The Reserve Bank of India may have more room to cut interest rates after economic expansion slowed and oil prices fell, even as inflation remains a risk, its Deputy Governor Subir Gokarn said.
“The factors that are, perhaps, providing some more room, one is, growth has slowed down somewhat more than expected,” Gokarn said in a speech in Kochi in southern India yesterday. “Second, oil prices have come down somewhat more than expected. Things are working on both sides. Inflation risks remain.”
India’s economy expanded at the weakest pace in nine years last quarter, hurt by slower investment, persistent inflation and the impact on exports of Europe’s debt crisis. The central bank has previously signaled that price pressures from a plunge in the rupee, government spending and energy costs may limit scope to add to the first rate cut in April since 2009.
Gokarn’s “comments certainly open the door for possible interest-rate cuts,” said Prasanna Ananthasubramanian, Mumbai- based chief economist at ICICI Securities Primary Dealership. “But it is not clear if it will be immediate or over the course of the year.”
The rupee strengthened 0.9 percent to 55.585 at the close in Mumbai yesterday. The currency has declined about 19 percent in the past 12 months.

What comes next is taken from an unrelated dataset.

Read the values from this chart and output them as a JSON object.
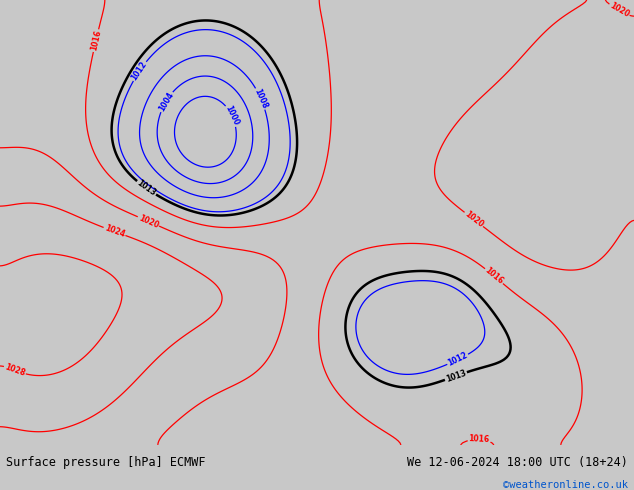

The BSE India Sensitive Index of stocks fell 1.6 percent. The yield on the 8.79 percent note due November 2021 was little changed at 8.37 percent.
The Reserve Bank is looking at all options to steady the rupee and doesn’t rule out selling dollars to oil companies to help stabilize the currency, Gokarn told reporters before his speech.
Brent crude, the benchmark for almost all of India’s imports, has fallen about 14 percent in the past year.
It would be “naive” to think that interest-rate actions alone can revive economic expansion, Gokarn also said. It’s necessary to address concerns about the fiscal deficit, infrastructure and regulatory constraints, he said.
On the debt crisis in Europe, Gokarn said one of the risks for India is that capital inflows my dry up if Greece exits the 17-nation euro area.
Indian manufacturing growth slowed in May, a private survey showed yesterday, adding to signs of weakening demand. A purchasing managers’ index was at 54.8 from 54.9 in April, HSBC Holdings Plc and Markit Economics said in an e-mailed statement. A number above 50 indicates growth.
A similar manufacturing gauge for China from HSBC and Markit signaled a contraction for a seventh straight month, the longest such stretch since the global financial crisis, another report showed.
India’s gross domestic product increased 5.3 percent last quarter from a year earlier, the least since 2003, the government said two days ago. Inflation accelerated to 7.23 percent in April, the fastest pace among the largest emerging economies.
The Reserve Bank of India lowered its benchmark repurchase rate in April after increasing it by a record 3.75 percentage points from mid-March 2010 to October last year to try and contain jumps in the cost of living.
The central bank forecasts the economy will recover in the fiscal year through March 2013, posting growth of 7.3 percent.
The government expects that the steps it is taking to bolster economic expansion will improve market sentiment, Finance Secretary R.S. Gujral told reporters after a briefing in New Delhi yesterday. He didn’t specify the measures.
The decline in the rupee is a concern, Commerce Minister Anand Sharma said at the briefing. He added India’s goals are to increase exports by 20 percent this fiscal year and to achieve $500 billion of overseas sales by 2014.